Néanmoins, Villes et Chevaliers à 4 joueurs expérimentés est probablement mon jeu préféré de cette catégorie (comme je le disais plus haut, une partie dure facilement plus de 2 heures). Une fois que tout le monde maîtrise les règles, connaît bien les cartes spéciales et est parfaitement au clair avec le fonctionnement des chevaliers, cela donne vraiment des parties épiques. Contrairement à ce que l'on pense, il est possible de récupérer des situations complètement désespérées, à coup de troc de cartes, de citadelles, etc. Bref, moi je trouve super.

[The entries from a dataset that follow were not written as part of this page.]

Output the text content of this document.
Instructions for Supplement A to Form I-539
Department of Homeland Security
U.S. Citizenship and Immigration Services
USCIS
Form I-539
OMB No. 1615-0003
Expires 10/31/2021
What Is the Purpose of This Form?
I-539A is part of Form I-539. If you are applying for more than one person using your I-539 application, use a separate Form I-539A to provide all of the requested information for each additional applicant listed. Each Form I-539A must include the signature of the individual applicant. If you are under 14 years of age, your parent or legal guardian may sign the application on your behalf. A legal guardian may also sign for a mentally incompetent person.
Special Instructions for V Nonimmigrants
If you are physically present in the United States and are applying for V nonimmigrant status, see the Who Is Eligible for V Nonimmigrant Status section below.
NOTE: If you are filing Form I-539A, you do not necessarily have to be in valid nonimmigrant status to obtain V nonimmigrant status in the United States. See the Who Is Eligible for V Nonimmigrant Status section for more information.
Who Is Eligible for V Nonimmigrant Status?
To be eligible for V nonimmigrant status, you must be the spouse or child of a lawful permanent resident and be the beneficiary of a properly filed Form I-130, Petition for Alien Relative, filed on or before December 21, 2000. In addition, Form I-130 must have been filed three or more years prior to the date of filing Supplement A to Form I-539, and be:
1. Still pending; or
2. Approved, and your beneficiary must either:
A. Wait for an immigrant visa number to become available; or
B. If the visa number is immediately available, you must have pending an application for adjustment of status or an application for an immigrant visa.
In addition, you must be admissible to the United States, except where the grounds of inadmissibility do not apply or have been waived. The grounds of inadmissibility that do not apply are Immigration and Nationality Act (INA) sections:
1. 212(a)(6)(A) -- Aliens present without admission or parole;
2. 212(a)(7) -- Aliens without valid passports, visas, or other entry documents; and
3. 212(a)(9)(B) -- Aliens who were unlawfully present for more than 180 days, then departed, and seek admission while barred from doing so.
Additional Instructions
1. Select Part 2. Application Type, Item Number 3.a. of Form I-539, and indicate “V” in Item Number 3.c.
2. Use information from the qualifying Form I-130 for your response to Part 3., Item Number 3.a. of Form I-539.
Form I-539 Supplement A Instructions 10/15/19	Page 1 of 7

J'avoue que je ne jouerais plus aujourd'hui au jeu de base, ni à pas mal de spins-offs, mais Catane reste quelque chose de spécial, et dans sa globalité un réel phénomène.

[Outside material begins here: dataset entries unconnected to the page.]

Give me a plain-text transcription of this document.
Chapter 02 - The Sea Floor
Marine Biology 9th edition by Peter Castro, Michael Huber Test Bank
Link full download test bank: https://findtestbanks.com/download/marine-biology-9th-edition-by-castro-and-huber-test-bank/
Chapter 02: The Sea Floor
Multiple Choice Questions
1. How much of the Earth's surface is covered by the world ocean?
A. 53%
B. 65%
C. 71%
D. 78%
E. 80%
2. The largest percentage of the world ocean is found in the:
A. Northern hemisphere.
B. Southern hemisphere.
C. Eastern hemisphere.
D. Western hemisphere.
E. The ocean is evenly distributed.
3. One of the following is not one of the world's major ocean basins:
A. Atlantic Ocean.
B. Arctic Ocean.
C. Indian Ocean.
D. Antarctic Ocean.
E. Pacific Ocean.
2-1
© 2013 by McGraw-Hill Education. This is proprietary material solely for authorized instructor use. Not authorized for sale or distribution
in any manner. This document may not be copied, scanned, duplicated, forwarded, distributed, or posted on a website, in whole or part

Sinon, il y a fort à parier que les premiers de chaque genre qui ont été des succès ont par définition chamboulé la suite : le premier stop ou encore (Can't Stop ?), le premier jeu de majorité (El Grande ?) le premier coopératif (Les Chevaliers de la table Ronde ?), le premier Deck-building (Dominion), le premier JCC (Magic), Le premier Legacy, etc, etc. Ils ont chacun apporté une nouvelle niche mécanique à explorer, ce qui rend le champ de la création toujours un peu plus vaste, pour le plus grand plaisir des joueurs. Je me rappelle lorsque Bernd (Brunnhofer, alors patron de Hans im Glück) nous a expliqué les règles Dominion à Essen… C'était un moment extraordinaire. Idem lorsque nous avons ouvert Risk Legacy pour la première fois.
11) Sortons un peu du monde du jeu, tu es Suisse, un pays avec une histoire particulière en Europe, très pauvre jusqu’en 1515, et puis qui va devenir le mercenaire du roi de France, François 1er, et s’enrichir peu à peu pour se retrouver avec le statut actuel, de pays riche en plein de cœur de l’union européenne.Comment vois-tu ton pays, avec l’image qu’il possède actuellement (l’évasion fiscale notamment), et que voudrais-tu nous dire sur ton pays qui sort de ces aprioris ?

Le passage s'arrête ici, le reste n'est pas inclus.